After taking office in December 2018, Sheinbaum, Mexico City’s mayor, paused construction on major urban development projects, including housing units, to avoid excessive growth in the capital. It also came on the heels of the devastating 2017 earthquake in which several new apartment buildings collapsed, in part because of corruption in the permitting process.

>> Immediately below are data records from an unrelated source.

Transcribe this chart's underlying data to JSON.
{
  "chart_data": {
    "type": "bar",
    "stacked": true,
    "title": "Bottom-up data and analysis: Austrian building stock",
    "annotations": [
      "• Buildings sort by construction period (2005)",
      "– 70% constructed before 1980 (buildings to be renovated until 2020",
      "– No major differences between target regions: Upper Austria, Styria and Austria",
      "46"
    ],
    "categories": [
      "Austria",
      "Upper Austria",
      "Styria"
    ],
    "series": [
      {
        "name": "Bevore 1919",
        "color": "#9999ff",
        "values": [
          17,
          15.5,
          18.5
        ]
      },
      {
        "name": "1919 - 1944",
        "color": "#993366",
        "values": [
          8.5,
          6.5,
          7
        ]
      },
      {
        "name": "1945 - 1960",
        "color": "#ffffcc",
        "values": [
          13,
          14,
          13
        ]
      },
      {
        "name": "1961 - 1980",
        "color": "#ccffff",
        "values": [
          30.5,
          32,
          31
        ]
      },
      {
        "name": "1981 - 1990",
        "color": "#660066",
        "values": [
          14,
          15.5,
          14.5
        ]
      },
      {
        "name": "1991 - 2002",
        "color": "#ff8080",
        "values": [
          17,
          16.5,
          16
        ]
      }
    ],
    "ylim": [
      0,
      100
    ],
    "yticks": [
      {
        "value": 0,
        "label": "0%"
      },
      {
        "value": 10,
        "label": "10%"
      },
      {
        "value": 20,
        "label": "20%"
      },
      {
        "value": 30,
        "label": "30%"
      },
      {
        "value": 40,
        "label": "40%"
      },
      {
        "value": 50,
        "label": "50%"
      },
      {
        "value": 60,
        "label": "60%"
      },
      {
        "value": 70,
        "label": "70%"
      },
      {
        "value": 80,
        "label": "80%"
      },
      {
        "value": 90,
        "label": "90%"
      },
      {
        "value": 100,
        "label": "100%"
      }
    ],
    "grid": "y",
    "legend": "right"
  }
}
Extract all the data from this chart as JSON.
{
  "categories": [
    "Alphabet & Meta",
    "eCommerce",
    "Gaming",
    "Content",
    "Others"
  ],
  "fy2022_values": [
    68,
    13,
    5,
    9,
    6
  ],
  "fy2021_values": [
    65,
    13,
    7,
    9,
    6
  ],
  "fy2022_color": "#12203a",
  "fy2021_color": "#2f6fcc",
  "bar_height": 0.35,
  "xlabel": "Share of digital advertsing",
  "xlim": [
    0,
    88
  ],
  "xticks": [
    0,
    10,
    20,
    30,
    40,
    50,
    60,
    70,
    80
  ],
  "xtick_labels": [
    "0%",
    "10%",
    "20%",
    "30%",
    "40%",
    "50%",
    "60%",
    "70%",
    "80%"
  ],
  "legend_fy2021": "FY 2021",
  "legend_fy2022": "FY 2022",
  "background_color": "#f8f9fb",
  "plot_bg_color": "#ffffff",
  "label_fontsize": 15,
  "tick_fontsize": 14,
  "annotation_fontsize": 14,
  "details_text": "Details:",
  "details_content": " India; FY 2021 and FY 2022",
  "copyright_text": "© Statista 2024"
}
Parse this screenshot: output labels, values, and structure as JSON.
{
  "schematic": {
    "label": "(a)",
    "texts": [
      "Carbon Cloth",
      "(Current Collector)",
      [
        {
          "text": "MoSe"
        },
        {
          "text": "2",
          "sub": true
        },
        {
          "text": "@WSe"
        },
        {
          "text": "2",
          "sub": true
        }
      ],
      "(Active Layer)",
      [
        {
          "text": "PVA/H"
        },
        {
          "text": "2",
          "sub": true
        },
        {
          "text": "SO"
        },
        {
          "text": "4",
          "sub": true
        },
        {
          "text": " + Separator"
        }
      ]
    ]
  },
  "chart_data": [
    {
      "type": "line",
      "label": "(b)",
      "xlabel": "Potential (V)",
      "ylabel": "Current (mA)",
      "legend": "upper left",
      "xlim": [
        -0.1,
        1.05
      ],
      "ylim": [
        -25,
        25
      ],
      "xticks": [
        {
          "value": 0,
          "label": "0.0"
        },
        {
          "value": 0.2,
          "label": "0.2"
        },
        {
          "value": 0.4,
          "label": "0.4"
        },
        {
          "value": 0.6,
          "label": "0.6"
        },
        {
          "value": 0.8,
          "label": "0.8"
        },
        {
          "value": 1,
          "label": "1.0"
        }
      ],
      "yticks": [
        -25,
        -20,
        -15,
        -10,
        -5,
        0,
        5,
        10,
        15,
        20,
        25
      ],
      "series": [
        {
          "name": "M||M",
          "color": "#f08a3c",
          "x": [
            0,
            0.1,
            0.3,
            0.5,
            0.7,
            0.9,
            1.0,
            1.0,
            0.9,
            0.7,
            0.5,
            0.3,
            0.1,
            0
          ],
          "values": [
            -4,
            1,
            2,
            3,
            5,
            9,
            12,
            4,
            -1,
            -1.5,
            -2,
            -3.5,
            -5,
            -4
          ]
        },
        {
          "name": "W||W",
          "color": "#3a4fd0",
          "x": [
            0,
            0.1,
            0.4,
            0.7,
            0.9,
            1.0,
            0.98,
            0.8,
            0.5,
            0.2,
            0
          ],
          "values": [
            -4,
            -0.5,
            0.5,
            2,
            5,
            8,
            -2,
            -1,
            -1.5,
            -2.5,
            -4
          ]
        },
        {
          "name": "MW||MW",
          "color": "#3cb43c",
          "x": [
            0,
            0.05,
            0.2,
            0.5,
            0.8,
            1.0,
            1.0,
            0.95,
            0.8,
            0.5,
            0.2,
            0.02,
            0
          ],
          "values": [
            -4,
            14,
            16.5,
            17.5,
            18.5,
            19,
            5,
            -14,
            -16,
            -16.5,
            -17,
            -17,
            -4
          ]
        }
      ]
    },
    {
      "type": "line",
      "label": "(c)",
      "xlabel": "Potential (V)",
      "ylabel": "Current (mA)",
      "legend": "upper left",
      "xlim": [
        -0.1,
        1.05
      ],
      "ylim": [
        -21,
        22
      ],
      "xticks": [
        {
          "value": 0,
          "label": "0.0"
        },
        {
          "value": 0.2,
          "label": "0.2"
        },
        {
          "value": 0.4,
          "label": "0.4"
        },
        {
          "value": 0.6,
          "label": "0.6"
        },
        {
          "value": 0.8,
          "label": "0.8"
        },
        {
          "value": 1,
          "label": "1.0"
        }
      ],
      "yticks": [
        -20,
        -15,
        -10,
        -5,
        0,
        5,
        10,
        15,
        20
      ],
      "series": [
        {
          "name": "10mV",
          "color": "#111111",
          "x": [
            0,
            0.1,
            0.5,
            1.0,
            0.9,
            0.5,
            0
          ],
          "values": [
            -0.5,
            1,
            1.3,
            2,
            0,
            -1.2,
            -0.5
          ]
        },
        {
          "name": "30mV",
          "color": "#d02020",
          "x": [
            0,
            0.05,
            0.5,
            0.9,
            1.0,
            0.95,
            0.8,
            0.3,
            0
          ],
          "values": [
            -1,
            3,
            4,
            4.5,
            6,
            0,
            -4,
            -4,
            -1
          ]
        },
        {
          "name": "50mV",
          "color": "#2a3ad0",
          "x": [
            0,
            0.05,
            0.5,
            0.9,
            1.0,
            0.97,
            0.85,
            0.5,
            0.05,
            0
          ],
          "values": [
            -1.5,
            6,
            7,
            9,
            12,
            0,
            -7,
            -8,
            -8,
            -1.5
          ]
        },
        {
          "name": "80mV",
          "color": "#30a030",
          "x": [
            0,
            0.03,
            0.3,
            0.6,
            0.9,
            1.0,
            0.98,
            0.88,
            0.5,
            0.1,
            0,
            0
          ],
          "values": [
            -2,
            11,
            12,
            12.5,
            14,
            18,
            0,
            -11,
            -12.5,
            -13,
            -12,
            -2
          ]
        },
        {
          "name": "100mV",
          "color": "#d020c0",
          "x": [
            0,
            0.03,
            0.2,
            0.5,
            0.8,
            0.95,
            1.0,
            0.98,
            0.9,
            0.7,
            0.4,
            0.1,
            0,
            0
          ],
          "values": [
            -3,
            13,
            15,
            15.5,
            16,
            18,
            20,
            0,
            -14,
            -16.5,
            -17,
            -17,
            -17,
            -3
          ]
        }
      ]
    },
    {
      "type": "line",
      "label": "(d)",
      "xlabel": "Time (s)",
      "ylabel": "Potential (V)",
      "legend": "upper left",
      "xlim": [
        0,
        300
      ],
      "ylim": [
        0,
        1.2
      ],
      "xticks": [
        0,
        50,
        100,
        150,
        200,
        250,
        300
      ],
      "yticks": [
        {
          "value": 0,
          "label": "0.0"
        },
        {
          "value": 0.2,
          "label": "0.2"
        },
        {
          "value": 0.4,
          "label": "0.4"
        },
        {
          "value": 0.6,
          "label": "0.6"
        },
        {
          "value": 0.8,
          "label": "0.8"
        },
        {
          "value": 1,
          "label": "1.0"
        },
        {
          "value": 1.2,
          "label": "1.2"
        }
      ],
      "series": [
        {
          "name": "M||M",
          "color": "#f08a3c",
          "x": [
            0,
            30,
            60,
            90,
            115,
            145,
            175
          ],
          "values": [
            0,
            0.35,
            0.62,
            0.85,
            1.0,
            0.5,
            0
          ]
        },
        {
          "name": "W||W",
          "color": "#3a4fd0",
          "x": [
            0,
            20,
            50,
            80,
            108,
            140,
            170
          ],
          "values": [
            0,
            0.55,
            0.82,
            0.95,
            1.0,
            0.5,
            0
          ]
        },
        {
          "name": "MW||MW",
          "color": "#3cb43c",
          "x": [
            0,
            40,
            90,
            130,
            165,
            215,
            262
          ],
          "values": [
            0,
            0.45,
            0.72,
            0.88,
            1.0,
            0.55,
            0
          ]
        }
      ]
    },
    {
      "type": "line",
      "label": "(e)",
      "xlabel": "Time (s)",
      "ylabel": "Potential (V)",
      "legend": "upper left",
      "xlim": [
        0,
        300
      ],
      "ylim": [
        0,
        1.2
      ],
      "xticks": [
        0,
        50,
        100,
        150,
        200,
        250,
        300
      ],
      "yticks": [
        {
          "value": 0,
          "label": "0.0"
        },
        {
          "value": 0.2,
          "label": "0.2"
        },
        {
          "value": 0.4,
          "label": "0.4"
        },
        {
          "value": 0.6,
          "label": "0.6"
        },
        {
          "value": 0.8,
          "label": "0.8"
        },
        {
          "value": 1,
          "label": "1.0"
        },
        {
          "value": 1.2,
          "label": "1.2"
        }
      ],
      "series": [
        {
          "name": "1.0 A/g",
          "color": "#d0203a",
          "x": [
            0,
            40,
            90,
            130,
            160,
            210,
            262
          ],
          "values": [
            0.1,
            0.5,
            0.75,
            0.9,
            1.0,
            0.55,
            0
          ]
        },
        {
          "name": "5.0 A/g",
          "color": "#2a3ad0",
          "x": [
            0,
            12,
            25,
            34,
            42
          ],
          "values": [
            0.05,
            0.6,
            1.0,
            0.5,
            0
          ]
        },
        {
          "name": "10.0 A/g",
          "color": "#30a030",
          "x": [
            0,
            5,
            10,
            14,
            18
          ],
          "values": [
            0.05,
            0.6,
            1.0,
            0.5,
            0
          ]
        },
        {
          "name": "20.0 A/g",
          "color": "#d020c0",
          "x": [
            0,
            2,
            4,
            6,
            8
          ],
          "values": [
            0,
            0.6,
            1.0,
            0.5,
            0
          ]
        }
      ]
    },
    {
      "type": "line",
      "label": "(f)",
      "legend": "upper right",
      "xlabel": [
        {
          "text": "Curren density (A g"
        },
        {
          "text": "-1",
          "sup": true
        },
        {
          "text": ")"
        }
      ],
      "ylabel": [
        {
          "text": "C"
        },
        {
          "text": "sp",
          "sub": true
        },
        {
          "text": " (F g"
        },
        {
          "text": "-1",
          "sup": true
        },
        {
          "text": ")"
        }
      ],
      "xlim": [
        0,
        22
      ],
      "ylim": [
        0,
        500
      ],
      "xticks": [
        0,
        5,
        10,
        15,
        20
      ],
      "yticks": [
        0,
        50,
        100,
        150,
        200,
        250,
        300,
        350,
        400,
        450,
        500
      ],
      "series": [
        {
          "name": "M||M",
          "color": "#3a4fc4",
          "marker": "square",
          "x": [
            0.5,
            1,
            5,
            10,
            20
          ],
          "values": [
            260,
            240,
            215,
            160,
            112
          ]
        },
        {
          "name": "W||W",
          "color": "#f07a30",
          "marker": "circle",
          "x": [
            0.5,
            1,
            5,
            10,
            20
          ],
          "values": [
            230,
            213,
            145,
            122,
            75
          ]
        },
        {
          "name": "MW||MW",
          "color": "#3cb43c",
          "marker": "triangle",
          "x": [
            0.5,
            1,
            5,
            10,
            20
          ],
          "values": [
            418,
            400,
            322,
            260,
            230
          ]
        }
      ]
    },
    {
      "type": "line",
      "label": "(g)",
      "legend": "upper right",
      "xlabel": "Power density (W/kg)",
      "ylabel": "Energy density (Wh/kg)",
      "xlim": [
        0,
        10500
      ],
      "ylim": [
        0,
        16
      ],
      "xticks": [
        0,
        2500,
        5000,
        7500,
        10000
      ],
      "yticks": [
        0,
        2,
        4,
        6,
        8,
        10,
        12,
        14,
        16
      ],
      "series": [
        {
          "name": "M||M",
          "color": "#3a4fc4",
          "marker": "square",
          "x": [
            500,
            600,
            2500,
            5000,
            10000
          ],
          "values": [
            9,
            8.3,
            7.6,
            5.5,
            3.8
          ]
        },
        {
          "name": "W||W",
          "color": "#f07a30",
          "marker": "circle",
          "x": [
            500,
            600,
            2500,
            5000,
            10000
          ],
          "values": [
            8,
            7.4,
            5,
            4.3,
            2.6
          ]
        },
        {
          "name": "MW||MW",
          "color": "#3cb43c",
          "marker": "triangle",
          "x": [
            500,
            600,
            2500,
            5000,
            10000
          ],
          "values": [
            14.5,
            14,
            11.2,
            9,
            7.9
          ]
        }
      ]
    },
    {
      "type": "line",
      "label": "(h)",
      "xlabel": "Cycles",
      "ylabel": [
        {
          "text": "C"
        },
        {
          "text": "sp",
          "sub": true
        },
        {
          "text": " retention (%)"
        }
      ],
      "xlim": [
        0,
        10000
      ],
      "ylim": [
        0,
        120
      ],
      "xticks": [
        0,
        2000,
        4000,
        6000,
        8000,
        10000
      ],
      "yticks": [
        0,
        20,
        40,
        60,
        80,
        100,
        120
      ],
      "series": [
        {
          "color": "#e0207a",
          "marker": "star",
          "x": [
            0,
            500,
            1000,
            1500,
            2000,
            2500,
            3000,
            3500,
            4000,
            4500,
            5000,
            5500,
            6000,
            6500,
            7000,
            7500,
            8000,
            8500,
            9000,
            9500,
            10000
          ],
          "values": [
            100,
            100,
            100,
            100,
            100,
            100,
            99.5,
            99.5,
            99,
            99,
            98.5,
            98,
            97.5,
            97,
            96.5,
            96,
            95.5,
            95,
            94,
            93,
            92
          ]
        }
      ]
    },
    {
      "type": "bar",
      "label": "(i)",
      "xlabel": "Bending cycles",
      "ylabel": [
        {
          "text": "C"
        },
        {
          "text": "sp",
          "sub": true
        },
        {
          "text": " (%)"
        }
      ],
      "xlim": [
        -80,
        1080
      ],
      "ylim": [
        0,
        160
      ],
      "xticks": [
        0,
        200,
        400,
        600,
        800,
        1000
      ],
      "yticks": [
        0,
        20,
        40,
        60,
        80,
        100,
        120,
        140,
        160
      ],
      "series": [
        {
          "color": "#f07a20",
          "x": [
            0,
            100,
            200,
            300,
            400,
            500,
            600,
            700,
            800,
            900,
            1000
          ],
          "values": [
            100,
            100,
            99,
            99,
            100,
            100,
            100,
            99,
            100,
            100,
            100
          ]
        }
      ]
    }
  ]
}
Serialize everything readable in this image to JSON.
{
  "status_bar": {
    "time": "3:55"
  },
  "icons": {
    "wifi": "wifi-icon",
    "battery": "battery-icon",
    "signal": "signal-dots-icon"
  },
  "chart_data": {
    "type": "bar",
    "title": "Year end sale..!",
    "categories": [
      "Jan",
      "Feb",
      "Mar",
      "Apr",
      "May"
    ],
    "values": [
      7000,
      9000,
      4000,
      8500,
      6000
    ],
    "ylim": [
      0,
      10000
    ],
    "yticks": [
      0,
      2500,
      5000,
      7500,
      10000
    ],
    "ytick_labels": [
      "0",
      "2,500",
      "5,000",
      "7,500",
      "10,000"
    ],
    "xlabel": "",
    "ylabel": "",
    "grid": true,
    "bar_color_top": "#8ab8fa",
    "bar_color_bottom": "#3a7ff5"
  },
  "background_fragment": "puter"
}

“They stopped much of the development in the city and big projects for several months, and when they decided you can keep building, that was when Covid hit and the projects never took off,” Andragnes said.

“Airbnb pulls inventory off the market and definitely exacerbates the situation. But the fact that we can’t build—that’s a bigger problem than these units getting pulled off the market,” said Rodrigo Suarez, co-founder at HASTA Capital, a development and investment real estate platform. “A huge wave of demand is hitting an environment of really low supply so of course the rents are going to go up.”

Ari Goot, a real estate developer, moved to Mexico City in January, keen to take advantage of the booming housing market. He bought an apartment in Condesa and is in the process of remodeling it. He also rented a luxury apartment, which he is trying to sublet on Airbnb for double the price he pays. 

Goot said he is sensitive to the issue of gentrification, but also thinks the complaints are overblown. “You can’t take the good without the bad. If there were zero foreigners coming, would that be better for Mexico City? They bring a lot of money and support all these Mexican businesses and employment and hire people.”

If the business goes well, Goot said, he plans to buy more properties and rent them on Airbnb. He thinks more Americans will continue to move to Mexico City, drawn by the same factors that he appreciates—the culture, cost of living, and the diversity of people. 

“It’s the era for Mexico City!” he said.